The United Nations voted in favour of a new legal framework that will serve as a guide for countries restructuring their debts, as is the case with Argentina and the vulture funds.
124 countries voted in favour of the proposal, with just 11 voting against, and 41 abstentions.
Among those nations who voted against the proposal were the United States, the United Kingdom, Israel, Germany, Czech Republic, Australia, Japan and Finland.
The debate was led by the Argentine Foreign Minister Hector Timerman and will end with a vote on the new resolution.
The G-77 group voted at the end of August unanimously to debate the issue at the United Nations and to create new rules to regulate international debt restructurings.

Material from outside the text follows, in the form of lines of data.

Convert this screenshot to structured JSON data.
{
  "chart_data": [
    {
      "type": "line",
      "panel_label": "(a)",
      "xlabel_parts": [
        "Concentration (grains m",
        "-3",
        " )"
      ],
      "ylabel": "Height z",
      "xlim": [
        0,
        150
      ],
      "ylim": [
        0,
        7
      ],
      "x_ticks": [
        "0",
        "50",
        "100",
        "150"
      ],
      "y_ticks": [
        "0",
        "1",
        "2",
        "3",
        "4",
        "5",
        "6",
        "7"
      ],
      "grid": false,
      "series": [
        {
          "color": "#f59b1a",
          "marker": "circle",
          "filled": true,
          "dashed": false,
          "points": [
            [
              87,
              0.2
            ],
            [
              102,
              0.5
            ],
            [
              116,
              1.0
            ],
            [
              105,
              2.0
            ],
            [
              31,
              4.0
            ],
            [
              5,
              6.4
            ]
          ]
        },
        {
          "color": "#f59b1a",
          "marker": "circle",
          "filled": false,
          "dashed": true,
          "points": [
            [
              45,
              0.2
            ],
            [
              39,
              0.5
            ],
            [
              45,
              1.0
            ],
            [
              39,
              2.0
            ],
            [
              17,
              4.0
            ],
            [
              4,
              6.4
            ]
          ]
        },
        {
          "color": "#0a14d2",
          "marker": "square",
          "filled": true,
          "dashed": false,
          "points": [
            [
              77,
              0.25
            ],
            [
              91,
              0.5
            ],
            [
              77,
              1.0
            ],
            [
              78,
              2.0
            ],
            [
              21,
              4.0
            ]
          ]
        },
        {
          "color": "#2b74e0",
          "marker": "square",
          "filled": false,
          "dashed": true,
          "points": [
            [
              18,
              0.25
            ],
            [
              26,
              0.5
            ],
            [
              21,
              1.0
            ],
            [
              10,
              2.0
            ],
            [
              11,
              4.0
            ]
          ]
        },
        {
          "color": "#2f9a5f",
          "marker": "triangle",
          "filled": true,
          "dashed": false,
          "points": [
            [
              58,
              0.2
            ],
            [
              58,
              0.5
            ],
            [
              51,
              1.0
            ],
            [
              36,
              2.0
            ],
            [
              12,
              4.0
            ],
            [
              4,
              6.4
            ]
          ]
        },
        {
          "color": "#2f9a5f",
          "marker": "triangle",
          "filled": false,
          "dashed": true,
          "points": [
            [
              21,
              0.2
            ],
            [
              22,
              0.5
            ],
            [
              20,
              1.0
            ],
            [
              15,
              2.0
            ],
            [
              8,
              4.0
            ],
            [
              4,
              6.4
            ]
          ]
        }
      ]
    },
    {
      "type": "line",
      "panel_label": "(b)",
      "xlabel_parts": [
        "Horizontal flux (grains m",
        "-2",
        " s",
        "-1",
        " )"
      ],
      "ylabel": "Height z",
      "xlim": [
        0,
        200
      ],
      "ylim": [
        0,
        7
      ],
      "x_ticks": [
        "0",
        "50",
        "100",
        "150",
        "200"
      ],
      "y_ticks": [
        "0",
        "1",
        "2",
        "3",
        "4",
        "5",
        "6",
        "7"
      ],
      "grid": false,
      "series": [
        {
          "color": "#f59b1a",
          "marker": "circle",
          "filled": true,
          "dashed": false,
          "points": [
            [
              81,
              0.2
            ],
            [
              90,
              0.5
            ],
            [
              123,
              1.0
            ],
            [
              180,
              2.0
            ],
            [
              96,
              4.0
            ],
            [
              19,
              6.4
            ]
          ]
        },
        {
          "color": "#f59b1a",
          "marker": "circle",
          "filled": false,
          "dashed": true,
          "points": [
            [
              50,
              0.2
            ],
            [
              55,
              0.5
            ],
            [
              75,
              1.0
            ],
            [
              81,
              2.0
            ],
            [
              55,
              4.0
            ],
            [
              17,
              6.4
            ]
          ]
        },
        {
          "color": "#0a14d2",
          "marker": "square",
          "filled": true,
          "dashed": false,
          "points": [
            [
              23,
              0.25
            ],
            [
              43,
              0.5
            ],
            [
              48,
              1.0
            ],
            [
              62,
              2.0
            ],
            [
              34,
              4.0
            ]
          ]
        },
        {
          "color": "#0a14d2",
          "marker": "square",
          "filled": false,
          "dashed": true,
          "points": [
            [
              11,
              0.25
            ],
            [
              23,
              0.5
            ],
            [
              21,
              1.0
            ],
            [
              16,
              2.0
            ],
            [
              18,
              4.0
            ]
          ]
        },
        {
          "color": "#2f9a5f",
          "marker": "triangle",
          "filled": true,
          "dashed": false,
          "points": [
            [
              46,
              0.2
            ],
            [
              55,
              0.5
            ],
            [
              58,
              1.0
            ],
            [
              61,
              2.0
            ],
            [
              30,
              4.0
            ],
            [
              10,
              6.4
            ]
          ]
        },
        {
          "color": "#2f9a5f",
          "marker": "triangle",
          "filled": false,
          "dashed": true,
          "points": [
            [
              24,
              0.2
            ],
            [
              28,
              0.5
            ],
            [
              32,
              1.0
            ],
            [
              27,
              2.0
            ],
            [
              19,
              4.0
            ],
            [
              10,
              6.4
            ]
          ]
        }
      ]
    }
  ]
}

A part of the U.N. resolution states that, “Recognizing the need to create a legal framework that facilitates the orderly restructuring of sovereign debts, allows the re-establishment of viability and growth without creating incentives that inadvertently increase the risk of non-compliance and acts as a deterrent to disruptive litigation that creditors could engage in during negotiations to restructure sovereign debts.”
The debate at the U.N. is a result of the worldwide alarm at the Argentine case, and the fear that the ruling by the U.S. Supreme Court in favor of the vulture funds could have a negative impact on other countries.
The new reform could empower poor countries against predatory funds and limit future defaults.
Even large institutions like the International Monetary Fund and World Bank have expressed concerns that the victory for the predatory hold out funds would make debt restructuring more difficult.